II. Directory Structure

hopscotch/
 |
 |---cpu/                               Directory containing benchmarks for memory connected to CPU.
 |    |
 |    |---1_roofline/                   Roofline benchmark (CPU version).
 |    |---2_bandwidth/                  Benchmarks memory with different access patterns.
 |    |---3_latency/                    Latency benchmark.
 |    |---4_cache/                      Benchmark for evaluating caching.
 |    |---common/                       Source code common to all benchmarks.
 |    |---include/                      Common header files.
 |    |---kernels/                      Common kernels. Used by different benchmarks.
 |
 |---gpu/
 |    |
 |    |---1_roofline/                   Roofline benchmark (CUDA version).
 |    |---common/                       Source code common to all benchmarks.
 |    |---include/                      Common header files.
 |
 |---MAPProfiler/                       A tool for memory access pattern visualization.
 |
 |---Makefile                           Top level build file.
 |---README                             This file.
  

  More details can be found on the README files inside these directories.


II. Prerequisite

  a) Python 3
  b) MAPProfiler requires Intel Pin Tool. Check the README inside MAPProfiler for details.


III. Installation

  Running make from top directory will build all the sub-directories. Binaries are created inside the respective benchmark's directory. Make can also be run inside a benchmark's directory to build just that specific benchmark.

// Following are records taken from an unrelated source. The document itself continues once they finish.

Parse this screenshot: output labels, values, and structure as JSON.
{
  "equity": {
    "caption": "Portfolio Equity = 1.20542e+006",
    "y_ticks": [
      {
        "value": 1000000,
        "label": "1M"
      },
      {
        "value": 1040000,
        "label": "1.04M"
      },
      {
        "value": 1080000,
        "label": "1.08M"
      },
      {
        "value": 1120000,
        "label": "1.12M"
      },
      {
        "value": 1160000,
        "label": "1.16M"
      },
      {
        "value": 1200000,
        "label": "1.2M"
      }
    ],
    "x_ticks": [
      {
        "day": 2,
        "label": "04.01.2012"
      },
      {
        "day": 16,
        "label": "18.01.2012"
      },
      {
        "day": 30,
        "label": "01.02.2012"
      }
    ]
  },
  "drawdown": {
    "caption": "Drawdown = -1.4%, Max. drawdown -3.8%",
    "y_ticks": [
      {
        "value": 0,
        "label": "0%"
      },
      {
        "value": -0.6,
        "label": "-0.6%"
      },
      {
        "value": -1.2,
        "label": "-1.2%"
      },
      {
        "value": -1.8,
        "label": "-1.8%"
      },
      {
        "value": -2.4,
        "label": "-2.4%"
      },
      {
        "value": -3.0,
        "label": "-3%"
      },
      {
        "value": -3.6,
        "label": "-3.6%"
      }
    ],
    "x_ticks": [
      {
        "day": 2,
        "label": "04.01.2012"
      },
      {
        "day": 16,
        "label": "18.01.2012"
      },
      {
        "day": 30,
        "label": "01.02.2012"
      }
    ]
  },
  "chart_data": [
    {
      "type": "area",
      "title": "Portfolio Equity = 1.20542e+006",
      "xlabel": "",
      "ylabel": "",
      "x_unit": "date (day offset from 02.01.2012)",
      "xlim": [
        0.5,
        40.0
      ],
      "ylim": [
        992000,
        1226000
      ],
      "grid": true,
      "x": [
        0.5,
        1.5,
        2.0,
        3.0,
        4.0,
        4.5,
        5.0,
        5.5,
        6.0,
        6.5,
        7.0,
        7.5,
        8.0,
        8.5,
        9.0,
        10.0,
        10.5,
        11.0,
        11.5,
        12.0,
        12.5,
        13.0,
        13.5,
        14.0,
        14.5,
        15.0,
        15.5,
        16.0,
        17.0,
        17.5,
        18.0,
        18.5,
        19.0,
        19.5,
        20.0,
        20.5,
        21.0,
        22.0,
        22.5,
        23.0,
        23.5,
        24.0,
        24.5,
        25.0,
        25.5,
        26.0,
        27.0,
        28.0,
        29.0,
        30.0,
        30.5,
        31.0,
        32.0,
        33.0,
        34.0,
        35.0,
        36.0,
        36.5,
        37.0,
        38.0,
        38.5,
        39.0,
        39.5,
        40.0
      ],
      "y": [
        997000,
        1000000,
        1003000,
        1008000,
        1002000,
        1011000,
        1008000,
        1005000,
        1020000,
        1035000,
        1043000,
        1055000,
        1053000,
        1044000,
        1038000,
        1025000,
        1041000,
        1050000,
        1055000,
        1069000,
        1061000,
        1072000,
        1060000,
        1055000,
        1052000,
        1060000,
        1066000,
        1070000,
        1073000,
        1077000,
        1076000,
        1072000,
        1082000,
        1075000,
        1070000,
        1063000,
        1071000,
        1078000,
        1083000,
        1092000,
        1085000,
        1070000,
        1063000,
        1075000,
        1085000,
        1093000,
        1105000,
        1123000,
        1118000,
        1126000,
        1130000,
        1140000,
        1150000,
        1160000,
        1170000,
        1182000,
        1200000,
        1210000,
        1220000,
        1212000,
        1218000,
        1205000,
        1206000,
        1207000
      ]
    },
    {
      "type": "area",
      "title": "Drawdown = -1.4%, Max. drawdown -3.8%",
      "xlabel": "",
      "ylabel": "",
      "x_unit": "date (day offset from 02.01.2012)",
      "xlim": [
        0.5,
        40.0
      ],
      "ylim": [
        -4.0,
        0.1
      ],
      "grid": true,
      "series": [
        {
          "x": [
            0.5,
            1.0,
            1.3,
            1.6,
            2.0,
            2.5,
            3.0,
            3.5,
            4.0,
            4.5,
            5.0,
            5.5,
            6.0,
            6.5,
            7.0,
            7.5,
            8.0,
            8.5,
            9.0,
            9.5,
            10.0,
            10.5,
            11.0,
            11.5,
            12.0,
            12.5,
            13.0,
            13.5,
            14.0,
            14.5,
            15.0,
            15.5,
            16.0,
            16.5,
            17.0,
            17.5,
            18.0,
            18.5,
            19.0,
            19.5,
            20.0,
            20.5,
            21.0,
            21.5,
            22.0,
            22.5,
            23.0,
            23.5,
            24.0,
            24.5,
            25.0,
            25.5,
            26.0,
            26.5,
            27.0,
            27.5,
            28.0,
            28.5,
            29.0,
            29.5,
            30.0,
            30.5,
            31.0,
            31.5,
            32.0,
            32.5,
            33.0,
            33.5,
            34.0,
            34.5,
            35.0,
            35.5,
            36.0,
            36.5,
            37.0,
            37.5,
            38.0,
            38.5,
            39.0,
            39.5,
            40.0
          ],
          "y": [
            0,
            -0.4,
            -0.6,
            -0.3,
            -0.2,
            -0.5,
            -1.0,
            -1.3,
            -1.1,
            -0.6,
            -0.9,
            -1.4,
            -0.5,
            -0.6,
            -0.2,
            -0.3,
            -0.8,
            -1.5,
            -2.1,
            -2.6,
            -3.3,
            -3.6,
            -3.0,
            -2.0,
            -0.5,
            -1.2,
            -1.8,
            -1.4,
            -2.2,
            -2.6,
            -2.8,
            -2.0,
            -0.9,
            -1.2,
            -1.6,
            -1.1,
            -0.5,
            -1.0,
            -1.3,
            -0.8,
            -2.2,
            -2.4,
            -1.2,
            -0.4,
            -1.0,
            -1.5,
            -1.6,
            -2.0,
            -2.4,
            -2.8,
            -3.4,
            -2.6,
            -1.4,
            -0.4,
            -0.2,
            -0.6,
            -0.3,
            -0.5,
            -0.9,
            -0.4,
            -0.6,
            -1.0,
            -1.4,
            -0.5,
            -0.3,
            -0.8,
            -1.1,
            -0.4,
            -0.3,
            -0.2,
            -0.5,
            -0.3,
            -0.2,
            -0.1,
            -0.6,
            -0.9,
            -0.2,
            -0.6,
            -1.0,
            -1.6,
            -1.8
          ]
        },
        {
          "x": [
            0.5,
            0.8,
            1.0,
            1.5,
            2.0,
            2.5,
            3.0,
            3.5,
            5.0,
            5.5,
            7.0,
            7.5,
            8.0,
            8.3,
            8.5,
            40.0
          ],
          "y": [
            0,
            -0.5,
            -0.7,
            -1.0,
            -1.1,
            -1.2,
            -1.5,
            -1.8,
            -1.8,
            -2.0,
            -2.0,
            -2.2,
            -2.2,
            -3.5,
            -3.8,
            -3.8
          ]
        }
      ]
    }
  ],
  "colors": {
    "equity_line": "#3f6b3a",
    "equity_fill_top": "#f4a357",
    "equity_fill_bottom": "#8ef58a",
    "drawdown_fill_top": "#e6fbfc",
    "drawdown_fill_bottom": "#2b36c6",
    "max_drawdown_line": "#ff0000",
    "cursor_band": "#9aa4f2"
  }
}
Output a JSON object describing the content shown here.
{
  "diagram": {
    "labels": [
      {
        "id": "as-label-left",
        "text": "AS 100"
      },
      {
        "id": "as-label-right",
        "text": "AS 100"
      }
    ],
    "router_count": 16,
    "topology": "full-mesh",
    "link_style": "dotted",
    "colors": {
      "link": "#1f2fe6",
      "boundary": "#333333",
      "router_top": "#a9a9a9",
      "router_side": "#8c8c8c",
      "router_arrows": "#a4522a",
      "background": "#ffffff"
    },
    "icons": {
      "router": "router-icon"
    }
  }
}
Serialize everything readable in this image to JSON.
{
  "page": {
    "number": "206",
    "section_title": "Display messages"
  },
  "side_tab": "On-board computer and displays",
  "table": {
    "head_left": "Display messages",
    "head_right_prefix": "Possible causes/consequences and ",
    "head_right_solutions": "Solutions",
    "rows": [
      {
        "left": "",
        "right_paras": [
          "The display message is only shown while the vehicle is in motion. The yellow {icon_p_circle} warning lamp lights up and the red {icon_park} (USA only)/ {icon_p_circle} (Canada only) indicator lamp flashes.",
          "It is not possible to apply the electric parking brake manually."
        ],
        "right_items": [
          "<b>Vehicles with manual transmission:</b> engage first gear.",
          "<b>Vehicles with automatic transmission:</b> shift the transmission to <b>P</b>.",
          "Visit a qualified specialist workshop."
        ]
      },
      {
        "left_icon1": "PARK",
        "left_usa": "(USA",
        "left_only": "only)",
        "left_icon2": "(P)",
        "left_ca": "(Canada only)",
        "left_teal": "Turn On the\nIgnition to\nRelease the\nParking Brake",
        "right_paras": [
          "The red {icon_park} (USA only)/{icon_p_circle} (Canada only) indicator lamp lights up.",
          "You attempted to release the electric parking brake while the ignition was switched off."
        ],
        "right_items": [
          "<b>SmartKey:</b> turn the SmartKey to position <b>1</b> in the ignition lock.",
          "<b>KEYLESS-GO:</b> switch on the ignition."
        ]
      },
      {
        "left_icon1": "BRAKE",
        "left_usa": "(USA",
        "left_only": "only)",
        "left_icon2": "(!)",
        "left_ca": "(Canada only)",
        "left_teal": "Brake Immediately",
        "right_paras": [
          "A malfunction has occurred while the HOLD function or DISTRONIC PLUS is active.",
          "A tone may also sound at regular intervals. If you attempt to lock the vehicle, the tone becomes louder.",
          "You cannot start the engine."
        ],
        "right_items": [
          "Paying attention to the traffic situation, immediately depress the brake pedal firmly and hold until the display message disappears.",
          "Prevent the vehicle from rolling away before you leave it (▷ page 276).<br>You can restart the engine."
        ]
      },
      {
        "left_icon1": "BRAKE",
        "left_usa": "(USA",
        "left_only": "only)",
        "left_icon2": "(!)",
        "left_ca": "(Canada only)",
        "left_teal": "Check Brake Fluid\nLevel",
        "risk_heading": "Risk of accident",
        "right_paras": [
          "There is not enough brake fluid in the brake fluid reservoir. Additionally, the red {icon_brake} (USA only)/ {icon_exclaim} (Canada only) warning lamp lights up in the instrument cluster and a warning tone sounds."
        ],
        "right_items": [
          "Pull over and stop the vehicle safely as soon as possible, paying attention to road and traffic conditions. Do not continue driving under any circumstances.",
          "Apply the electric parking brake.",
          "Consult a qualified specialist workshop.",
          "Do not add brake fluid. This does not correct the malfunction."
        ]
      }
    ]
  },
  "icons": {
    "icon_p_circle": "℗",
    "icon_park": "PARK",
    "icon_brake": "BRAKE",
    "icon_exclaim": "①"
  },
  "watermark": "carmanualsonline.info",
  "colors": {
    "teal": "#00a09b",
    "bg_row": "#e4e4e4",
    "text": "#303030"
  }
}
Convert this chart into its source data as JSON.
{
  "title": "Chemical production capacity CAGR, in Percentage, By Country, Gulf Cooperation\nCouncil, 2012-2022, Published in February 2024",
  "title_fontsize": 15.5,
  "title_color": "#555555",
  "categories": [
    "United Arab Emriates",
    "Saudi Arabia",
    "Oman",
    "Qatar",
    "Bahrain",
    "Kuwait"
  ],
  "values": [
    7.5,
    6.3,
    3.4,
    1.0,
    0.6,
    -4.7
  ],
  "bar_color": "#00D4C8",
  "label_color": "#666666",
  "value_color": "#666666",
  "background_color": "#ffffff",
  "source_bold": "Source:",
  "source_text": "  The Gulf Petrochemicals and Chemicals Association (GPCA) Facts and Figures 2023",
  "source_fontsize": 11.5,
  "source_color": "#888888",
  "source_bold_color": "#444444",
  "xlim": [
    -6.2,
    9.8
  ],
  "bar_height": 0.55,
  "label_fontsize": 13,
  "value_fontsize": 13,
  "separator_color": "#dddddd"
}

Some benchmarks will use scripts to rebuild the binaries with different configurations.
  

IV. CPU Benchmarks

  1_roofline
  ==========
    Measures the maximum attainable performance with varying arithmetic intensity and the machine balance.
    
    To run: ./roofline.py
    
    The python script will generate a pdf for the roofline plot. Available options can be found
    using ./roofline.py --help


  2_bandwidth
  ===========
    Measures bandwidth with different types of access patterns.

    To run:  a) make
             b) ./bandwidth

    Working set size can be changed by defining WSS_EXP. Number of elements in the working set is (2 ^ WSS_EXP). WSS_EXP can be defined directy if manually compiling, or can be passes with USER_DEFS.

    Example: a) make USER_DEFS="-DWSS_EXP=32"
             b) ./bandwidth


  3_latency
  ==========
    Measures the latency with a single threaded pointer chasing kernel. Working set size is varied.
    
    To run: ./latency.py
    
    The python script will generate a pdf for the latency plot. Available options can be found
    using ./latency.py --help
  

  4_cache
  ===========
    Measures cache efficiency by running workloads with different spatial and temporal locality ({low,low}, {low,high}, {high,low}, {high,high})
    
    To run:  a) make
             b) ./cache
    
    
IV. GPU Benchmarks

  1_roofline
  ==========
    Measures the maximum attainable performance with varying arithmetic intensity and the machine balance.
    Supports single and double precision floating point operations.
    
    To run: ./roofline.py
    
    The python script will generate a pdf for the roofline plot. Available options can be found
    using ./roofline.py --help


V. Acknoledgement

This work was supported by CRISP, one of six centers in JUMP, a Semiconductor Research Corporation (SRC)
program sponsored by DARPA, and Brookhaven National Laboratory.